The most prominent feature of our system is the existence of a mixing transition characterized by a diverging timescale at finite motility. It is important to note that directed motion in the spheroid, once it happens, is still randomized on long time scales and does not result in collective motion or even rotation, which has been observed in other systems68. This allowed us to quantitatively capture the mixing dynamics using a phenomenological model based on diffusion in an exponentially expanding space, where diffusion is imagined to result from the motion of a tumbling athermal active Brownian particle. It revealed that the exponentially expanding nature of the system, causing all points to continuously distance from each other, reminiscent of Hubble expansion7,69, has a significant contribution to the existence of a diverging mixing time scale and leads to a critical diffusivity necessary to overcome expansion (Fig. 5b). The inferred diffusivity present at different motilities in the spheroid indeed reaches this critical value in the motility range that also exhibits the mixing transition (compare Figs. 4d and 5b). Both this and the quantitative match between the inferred self-propulsion velocities and measured ones (Fig. 5d) validate the description, which integrates all aspects of the dynamics, in particular the above-mentioned velocity suppression and the expansive growth of the spheroid—and can explain their mutual interactions.

Here, we did not consider apoptosis, i.e., removal of cells, which has been shown to cause fluidization on its own21, dependent on division and death mechanisms70. In systems with apoptosis and additional adhesion, tissue fluidization also occurs independently of the existence of a glassy phase57. It would therefore be interesting to systematically study how the specific, multi-stage, route to mixing found here is modulated by other processes such as apoptosis or cell adhesion, the latter of which has also been found to be important for cancer invasion35.

Besides the analogy with rigidity and glasses, the mixing dynamics may also have practical consequences, as it enables transport within the colony, including between the bulk and its surface.
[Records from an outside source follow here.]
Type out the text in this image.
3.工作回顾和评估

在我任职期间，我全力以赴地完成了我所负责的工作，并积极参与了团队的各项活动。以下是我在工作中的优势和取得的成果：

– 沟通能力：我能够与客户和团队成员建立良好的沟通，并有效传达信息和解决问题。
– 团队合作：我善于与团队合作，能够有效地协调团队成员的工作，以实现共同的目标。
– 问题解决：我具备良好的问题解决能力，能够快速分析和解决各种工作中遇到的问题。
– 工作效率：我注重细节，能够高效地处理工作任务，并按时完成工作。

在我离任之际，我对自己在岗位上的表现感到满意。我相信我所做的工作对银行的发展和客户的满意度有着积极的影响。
This could be relevant for the escape of specific cells in the case of phenotypic or genetic heterogeneity. For example, in cancer research, such intratumor heterogeneity is a diligent subject71,72. It might therefore be worthwhile to study how relevant collective effects are for the behavior found here, i.e., whether and how it translates to individual motile sub-populations or, in general, heterogeneous motility or growth.

Experimental investigations based on our findings could try to identify both the onset of (increased) tangential superdiffusive motion, which itself has already been found in similar systems33, and the critical tangential velocity of cells required for mixing in growing multicellular spheroids. While calculating numbers characterizing the strength of activity, such as the Péclet number, is difficult in our system (due to the different levels of description and the presence of multiple activities), it is interesting to note that both critical velocities we detect are roughly proportional to the growth rate (Fig. 6c). Non-dimensionalizing the velocities with the growth rate therefore yields approximately constant velocities in units of cell diameters per generation. One additional avenue for future theoretical research could therefore be to determine which properties of the system determine this quasi-universal value. Other, more subtle interdependencies could also be of interest: For example, we expect the Young’s modulus to be able to partially compensate for changes in the bulk doubling rate α, potentially leading to similar motility forces. More generally, the quasi-universal velocity value on the order of 10cell diameters per generation is comparable to typical velocities observed in some experiments (see Supplementary Note 4 for estimation), e.g., (14 ± 8) cell diameters per generation before and (30 ± 15) cell diameters per generation after the epithelial-mesenchymal transition (EMT)73, which is a known driver of cell motility. Therefore, the regime explored in our study seems relevant for real-world scenarios.